Intuition for relative error for vectors

Question

I'm trying to understand the notion of relative error for vectors in $\mathbb{R}^n$, but it's not "clicking" somehow.

$$\operatorname{\varepsilon-rel}(x_\text{approx}, x) = \frac{||x_\text{approx} - x ||}{||x||}$$

The intuition I have for the relative error between two positive real numbers is that it's the approximation of something symmetric $$\operatorname{\varepsilon-rel}(x_\text{approx}, x) \approx \log(x_\text{approx})-\log(x)$$ which I can think about as a (signed) distance metric.

Here's what I can say about the vector case:

1. It's invariant under rotation
2. It's invariant under uniform scaling
3. If $x$ and $x_\text{approx}$ are collinear, say $x_\text{approx} = \alpha x$, then you recover the relative error

But 3. kinda breaks down when $\alpha < 0$. The univariate relative error is $\infty$ if the signs differ, the multivariate is not.

4. If the error $x - x_\text{approx}$ is orthogonal to $x$ then $\operatorname{\varepsilon-rel}$ is the $\sin$ of the angle between $x$ and $x_\mathrm{approx}$.

Your thoughts would be much appreciated.

Answer 1

You are overthinking relative error in one-dimension, and I expect that is the source of your confusion.

If I measure the length of an ant, and I am off by 1mm, its a big deal. However, if I were instead to measure the distance from the earth to the moon, and I was off by the same amount, for all practical purposes my measurement is perfect, relative to that distance 1mm is so small it can effectively be considered zero. This is what relative error measures. In both instances the absolute error is the same, however the relative error in the first measurement is much larger than in the second. The extent to which this holds in other vector spaces depends on whether the induced metric for the norm you are using can be fairly said to measure how "closely" one vector approximates another vector. (the induced metric is the value $\Vert v-w \Vert$). In situations where it does relative error represents/measures/means the same thing it does in 1 dimension. In situations where it doesn't the relative error is obviously still well-defined but serves no purpose. It may pop up but in those instances it is no longer referred to as relative error. Sometimes other norms besides the Euclidean Norm will be more suitable for capturing this idea. The importance of the phrase "it depends on the context" in mathematics cannot be overstated.

Answer 2

Let $x \in \mathbb{R}^{n}\setminus \{0\}$ be a point and $\mathrm{\delta}x \in \mathbb{R}^{n}$ be a tangent vector at $x$.

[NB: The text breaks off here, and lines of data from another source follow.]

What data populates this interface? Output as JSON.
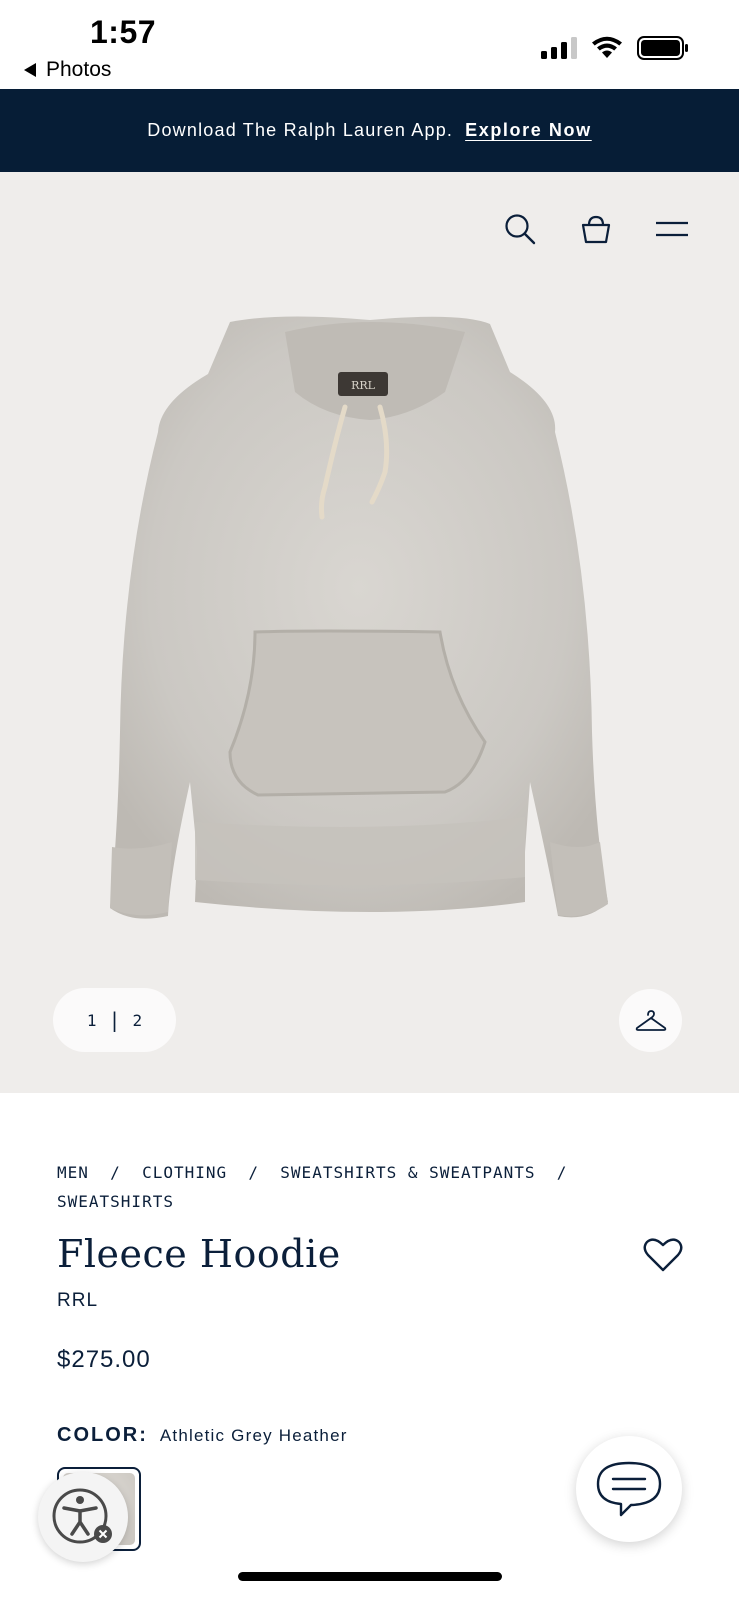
{
  "status_bar": {
    "time": "1:57",
    "back_label": "Photos"
  },
  "banner": {
    "text": "Download The Ralph Lauren App.",
    "link": "Explore Now"
  },
  "hero": {
    "pager": {
      "current": "1",
      "separator": "|",
      "total": "2"
    },
    "icons": [
      "search-icon",
      "shopping-bag-icon",
      "menu-icon",
      "hanger-icon"
    ]
  },
  "product": {
    "breadcrumb_line1": "MEN  /  CLOTHING  /  SWEATSHIRTS & SWEATPANTS  /",
    "breadcrumb_line2": "SWEATSHIRTS",
    "title": "Fleece Hoodie",
    "brand": "RRL",
    "price": "$275.00",
    "color_label": "COLOR:",
    "color_value": "Athletic Grey Heather"
  },
  "colors": {
    "navy": "#061d36",
    "text": "#0b1f3a",
    "hero_bg": "#efedeb"
  }
}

The relative error $||\delta x||_x := \frac{||\delta x||}{||x||}$ defines a Riemannian metric on $\mathbb{R}^{n}\setminus \{0\}$.

Case $n = 1$

Let $0 < x_1 < x_2 \in \mathbb{R}$. The shortest path is given by $$x(t) = x_1 + (x_2-x_1) t.$$

Its length is $$ \begin{aligned} \int_0^1 || \dot{x}(t) ||_{x(t)} \mathrm{d}t &= \int_0^1 \frac{x_2 - x_1}{x_1 + (x_2 - x_1) t} \mathrm{d}t \\ &=\log(x_2) - \log(x_1). \end{aligned}$$

It follows that the distance between two points is given by $$ d(x_1, x_2) = |\log(|x_1|) - \log(|x_2|)|$$ if they have the same sign and $\infty$ otherwise. This is a symmetric, non-infinitesimal version of the relative error.

Case n > 1

In this case, the space $\mathbb{R}^{n}\setminus \{0\}$ is the product of the sphere $S^{n-1}$ (with the Euclidean metric) and $\mathbb{R}^+$ (with relative error metric defined above).

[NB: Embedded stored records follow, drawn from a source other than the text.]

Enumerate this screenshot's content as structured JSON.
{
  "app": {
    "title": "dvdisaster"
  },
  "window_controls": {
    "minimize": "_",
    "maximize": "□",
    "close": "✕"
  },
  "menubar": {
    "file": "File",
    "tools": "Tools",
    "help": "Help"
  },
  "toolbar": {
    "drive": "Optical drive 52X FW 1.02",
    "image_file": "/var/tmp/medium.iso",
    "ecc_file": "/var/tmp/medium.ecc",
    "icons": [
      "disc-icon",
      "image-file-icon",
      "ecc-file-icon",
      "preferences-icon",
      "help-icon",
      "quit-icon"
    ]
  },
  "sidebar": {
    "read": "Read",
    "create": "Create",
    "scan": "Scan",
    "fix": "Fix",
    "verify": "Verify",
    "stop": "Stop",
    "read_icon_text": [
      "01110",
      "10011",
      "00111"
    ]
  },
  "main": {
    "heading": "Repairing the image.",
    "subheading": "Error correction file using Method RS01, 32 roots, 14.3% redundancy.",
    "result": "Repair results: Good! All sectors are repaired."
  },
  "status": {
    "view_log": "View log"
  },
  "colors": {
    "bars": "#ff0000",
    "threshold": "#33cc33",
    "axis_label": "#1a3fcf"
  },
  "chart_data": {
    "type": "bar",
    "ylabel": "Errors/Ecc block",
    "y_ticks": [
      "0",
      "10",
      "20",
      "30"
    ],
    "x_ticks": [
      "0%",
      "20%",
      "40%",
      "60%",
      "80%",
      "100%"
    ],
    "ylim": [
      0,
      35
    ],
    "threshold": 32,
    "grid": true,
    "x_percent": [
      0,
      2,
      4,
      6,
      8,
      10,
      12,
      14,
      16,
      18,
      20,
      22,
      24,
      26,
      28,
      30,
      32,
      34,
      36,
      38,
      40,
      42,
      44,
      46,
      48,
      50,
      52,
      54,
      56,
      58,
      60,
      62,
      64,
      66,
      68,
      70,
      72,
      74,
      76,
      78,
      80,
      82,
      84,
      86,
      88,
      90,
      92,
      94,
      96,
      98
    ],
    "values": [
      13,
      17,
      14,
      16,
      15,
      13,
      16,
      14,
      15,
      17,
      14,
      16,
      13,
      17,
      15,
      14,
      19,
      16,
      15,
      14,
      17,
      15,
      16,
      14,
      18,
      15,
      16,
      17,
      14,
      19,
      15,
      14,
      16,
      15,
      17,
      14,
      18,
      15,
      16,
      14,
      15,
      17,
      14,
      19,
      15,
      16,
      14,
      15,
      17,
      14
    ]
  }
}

For example, when $n=2$, the Riemannian metric for relative error is given by $$ g = \frac{1}{x^2 + y^2} \left( \mathrm{d}x \otimes \mathrm{d}x+ \mathrm{d}y \otimes \mathrm{d}y \right).$$

Or equivalently in polar coordinates: $$ g = \frac{1}{r^2} \mathrm{d}r \otimes \mathrm{d}r+ \mathrm{d}\theta \otimes \mathrm{d}\theta$$ which is the product metric of the relative error on $\mathbb{R}^+$ and arc length on the circle $S^1$.

It follows that the distance between two points is given by $$ d(p, q) = \sqrt{\left( \log ||p|| - \log ||q|| \right)^2 + \left[ \cos^{-1}\left( \frac{p \cdot q}{||p|| \cdot ||q||} \right) \right]^2}.$$ This is a symmetric, non-infinitesimal version of the relative error between two vectors.